All of this makes Clarke a perfect target for Carlson, whose descent into bigotry led his own colleagues to describe the network as containing a “white supremacist cell.” Carlson had to cut ties with his top writer last year following the revelation of the staffer’s bigoted trolling, and he has lost advertisers for falsely claimed that white supremacy is a “hoax,” arguing that immigrants make the country “dirtier,” and attacking Black Lives Matter protesters. (For his part, Anglin, one of Carlson’s many white supremacist fans, once wrote of the Fox host, “Tucker Carlson is literally our greatest ally. I don’t believe that he doesn’t hate the Jews.”)
Carlson’s campaign against Clarke began last week.
“Appointing Kristen Clarke to head the Civil Rights Division is like hiring Beto O'Rourke to lead the NRA,” he claimed on January 8. “Kristen Clarke doesn't believe in civil rights. She believes in identity politics."
The Fox host claimed that Clarke had “admitted that on the air” when he interviewed her in March 2018. Carlson was lying, as is often the case. Carlson aired a clip in which Clarke said that the top ranks of federal agencies should be filled with “people who are qualified and experienced” but that “we also need to make sure that those agencies reflect the growing diversity of our country,” and criticized the Trump administration for failing to take that into consideration before sparring with Carlson about the issue. After ending the clip, Carlson dishonestly translated her opinion as Clarke alleging that Trump’s appointees were “bad because of their skin color.”

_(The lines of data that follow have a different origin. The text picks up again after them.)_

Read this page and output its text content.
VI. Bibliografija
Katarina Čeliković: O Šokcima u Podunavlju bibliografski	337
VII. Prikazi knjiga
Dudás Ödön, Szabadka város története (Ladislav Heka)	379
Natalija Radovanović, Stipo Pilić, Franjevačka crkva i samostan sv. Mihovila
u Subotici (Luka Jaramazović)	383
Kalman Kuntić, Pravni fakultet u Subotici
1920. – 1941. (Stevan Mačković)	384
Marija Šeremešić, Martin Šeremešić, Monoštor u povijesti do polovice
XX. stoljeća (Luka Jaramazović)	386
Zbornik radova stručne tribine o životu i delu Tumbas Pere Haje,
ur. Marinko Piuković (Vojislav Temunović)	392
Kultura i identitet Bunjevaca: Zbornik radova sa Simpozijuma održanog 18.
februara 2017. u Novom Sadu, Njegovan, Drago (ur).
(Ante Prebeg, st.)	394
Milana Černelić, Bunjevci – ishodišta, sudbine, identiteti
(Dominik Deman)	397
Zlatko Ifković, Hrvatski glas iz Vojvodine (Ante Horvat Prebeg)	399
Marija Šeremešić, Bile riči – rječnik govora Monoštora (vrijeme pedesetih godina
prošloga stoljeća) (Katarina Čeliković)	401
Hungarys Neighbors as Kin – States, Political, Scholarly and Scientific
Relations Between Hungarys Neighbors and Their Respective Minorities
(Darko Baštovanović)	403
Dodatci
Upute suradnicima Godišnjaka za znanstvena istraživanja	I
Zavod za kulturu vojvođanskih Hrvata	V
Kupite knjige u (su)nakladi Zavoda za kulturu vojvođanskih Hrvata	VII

Carlson went on to say that Clarke “thinks identification cards are racist, but only in certain situations,” before airing a clip from her September 2017 appearance on his show in which she criticized Republican-backed voter ID laws because they have a disparate impact on voters of color. Carlson concluded that “it doesn't sound like she believes in the most basic principle in the country, which is we are all created with equal value.”
Carlson returned to the subject on Monday. This time, instead of digging through his show’s archives, he used 1994 articles in The Harvard Crimson to attack Clarke over her statements while head of Harvard’s Black Students Association when she was a college sophomore, more than a quarter-century ago.
“In a sane country,” the stalwart defender of free speech and scourge of campus cancel culture concluded, “someone like Kristen Clarke would be under investigation by the Civil Rights Division, not running it.”
And on Wednesday night, Carlson reiterated his points from the first two segments, while claiming that Wikipedia had corruptly sought to protect Clarke from his reporting. This time, he lied that Clarke argued during the March 2018 appearance that “skin color and gender are more important than what that person does, the skills that person has.” Carlson commented that this “is an insane perspective.”
Of course, that’s not Clarke’s actual position -- as I noted earlier, she had explicitly told him that both were important, rather than claiming one was more important than the other.
So this time, Carlson just left that comment out of the clip.
Carlson’s deception and bad-faith scandalmongering marks a return to form for Fox and a preview of the network’s likely footing over the next four years. Absolutely no one should fall for it.